Além de Mello, a Segunda Turma é composta por Gilmar Mendes, que é o presidente, Ricardo Lewandowski, Edson Fachin e Cármen Lúcia. A Primeira Turma também é composta por cinco ministros. No meio jurídico, é comum os advogados em matéria penal tipicarem os ministros do Supremo como garantistas ou punitivistas. No caso específico da Segunda Turma, essa seria a catacterística de Mendes e Lewandowski. Com a mudança aprovada ontem, a totalidade dos ministros passará a decidir pelo recebimento de denúncias de casos envolvendo políticos que respondem por crimes comuns, além de julgá-los.

Desde 2014, as duas turmas avaliavam estas situações.

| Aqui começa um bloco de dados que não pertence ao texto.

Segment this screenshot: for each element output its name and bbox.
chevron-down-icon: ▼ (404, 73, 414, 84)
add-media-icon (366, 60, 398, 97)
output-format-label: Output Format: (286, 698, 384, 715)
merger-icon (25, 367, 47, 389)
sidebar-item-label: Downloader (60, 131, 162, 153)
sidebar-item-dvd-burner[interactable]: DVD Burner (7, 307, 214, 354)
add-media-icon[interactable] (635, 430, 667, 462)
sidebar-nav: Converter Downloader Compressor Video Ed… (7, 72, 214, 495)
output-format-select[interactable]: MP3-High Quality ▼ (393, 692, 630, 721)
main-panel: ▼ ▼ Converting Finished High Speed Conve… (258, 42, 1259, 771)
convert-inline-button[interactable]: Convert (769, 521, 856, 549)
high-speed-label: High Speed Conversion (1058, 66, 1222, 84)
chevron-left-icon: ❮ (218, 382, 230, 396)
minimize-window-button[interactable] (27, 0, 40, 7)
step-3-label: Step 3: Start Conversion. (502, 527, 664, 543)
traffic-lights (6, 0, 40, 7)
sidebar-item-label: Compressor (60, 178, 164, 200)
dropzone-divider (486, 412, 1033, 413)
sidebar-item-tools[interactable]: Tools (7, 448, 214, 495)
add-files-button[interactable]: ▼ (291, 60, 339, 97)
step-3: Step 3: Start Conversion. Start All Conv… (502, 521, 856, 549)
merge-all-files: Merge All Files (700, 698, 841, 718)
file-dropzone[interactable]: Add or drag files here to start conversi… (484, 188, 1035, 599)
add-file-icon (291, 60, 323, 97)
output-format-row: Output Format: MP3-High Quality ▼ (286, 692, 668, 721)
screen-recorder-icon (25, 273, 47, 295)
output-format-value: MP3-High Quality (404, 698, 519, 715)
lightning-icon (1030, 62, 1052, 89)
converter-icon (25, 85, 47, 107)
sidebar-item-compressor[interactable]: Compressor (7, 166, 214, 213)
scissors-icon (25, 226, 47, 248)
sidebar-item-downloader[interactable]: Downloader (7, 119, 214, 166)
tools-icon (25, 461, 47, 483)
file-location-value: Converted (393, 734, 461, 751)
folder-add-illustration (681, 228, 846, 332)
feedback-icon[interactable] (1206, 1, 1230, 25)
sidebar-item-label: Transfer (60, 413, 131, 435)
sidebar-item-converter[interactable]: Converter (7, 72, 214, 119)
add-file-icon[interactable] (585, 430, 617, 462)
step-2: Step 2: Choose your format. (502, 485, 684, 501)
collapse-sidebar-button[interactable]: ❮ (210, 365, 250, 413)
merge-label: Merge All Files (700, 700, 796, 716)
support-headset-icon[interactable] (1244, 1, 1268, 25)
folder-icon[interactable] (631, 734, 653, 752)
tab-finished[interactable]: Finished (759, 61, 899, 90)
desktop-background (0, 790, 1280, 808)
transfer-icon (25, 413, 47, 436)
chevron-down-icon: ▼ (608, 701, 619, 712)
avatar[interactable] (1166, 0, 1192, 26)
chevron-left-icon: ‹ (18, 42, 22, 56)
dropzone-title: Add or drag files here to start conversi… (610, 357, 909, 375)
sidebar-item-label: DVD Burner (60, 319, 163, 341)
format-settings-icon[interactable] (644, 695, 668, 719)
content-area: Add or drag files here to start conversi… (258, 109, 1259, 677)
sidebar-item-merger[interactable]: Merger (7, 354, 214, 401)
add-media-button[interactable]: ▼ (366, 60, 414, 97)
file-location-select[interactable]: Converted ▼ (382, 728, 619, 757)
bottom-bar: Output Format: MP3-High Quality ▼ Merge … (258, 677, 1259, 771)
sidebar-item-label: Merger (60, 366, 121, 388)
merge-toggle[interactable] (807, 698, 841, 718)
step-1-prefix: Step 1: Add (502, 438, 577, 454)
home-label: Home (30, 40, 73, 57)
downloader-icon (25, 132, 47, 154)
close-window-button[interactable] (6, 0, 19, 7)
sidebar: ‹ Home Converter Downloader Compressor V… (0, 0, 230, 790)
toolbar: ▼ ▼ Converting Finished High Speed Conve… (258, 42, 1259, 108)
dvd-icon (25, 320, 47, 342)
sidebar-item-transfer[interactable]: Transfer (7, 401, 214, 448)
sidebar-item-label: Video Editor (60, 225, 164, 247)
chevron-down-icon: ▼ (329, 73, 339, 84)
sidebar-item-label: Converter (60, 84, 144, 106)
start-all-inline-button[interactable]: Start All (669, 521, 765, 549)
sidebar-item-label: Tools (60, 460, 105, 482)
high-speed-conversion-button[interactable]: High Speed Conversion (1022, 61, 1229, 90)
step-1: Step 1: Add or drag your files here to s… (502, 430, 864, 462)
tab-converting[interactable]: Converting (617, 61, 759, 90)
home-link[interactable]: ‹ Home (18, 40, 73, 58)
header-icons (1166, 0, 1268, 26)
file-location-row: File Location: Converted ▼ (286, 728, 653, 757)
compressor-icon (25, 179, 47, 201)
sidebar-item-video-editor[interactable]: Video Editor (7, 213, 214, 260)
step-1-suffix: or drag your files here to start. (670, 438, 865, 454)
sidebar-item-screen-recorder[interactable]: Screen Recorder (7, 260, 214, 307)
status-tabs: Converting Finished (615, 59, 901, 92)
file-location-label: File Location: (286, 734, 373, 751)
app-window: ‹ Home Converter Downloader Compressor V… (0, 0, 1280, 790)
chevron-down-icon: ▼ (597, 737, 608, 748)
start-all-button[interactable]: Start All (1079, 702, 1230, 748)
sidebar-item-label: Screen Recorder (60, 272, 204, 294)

No plenário, ficavam apenas os casos envolvendo o presidente e o vice-presidente da República, os presidentes do Senado e da Câmara Federal, ministros do STF e o procurador-geral da República.

Agora, a análise do plenário volta a abranger também deputados, senadores, ministros de Estado, comandantes das Forças Armadas (Marinha, Exército e Aeronáutica), membros dos Tribunais Superiores, do Tribunal de Contas da União (TCU) e os chefes de missão diplomática de caráter permanente. Em relação à Lava-Jato, a tendência é de que os processos à operação de combate à corrupção ganhem mais visibilidade.

Na justificativa para retirar a Lava-Jato da Segunda Turma, no documento assinado pelo presidente do STF, Luiz Fux, ele ressalta que, em 2014, a medida era plenamente justificada “considerado o montante elevado de inquéritos, ações penais e processos correlatos que tramitavam no Tribunal, o que sobremaneira assoberbava a pauta de julgamentos do plenário”. Agora, no entanto, com o plenário virtual, houve redução de ações liberadas para análise do plenário presencial.

Além disso, a restrição da aplicação da regra do foro por prerrogativa de função, decidida em 2018, provocou uma redução substancial na quantidade de inquéritos e ações penais na Corte. A alteração limitou o alcance do foro privilegiado, definindo a prerrogativa de deputados federais e senadores apenas no caso de crimes praticados no exercício do mandato e relacionados ao cargo.

Segundo Fux, no dia 3 de maio de 2018, quando foi fixado novo entendimento, tramitavam no Supremo 500 inquéritos e 89 ações penais. No dia 5 de outubro deste mês, o número era de 166 inquéritos e 29 ações penais.

Mal-estar

O ministro Gilmar Mendes, crítico da Lava-Jato, reclamou quando o presidente Fux anunciou no início da sessão desta quarta-feira (7/10) a intenção de realizar a mudança, retirando as ações penais das turmas e devolvendo ao plenário. Opositor da Lava-Jato e presidente da Turma, ele manifestou ter sido pego de surpresa. “A mim, me parece que reformas regimentais precisam ser primeiro avisadas aos ministros para serem discutidas. Não faz sentido a gente chegar do almoço e receber a notícia de que tem uma reforma regimental que vai ser votada”, disse.

O ministro afirmou que não recebeu o texto sobre a mudança, e que o assunto deveria ser discutido. Mendes disse que não se opunha à alteração, mas fez a ressalva. “Não é assim que se procede”, afirmou.

Fux, por sua vez, pediu desculpas, mas rebateu. “Vossa excelência, me perdoe, mas eu sempre fui de prestigiar os presidentes, inclusive como vice-presidente, e votei inúmeras propostas regimentais em um momento imediato”.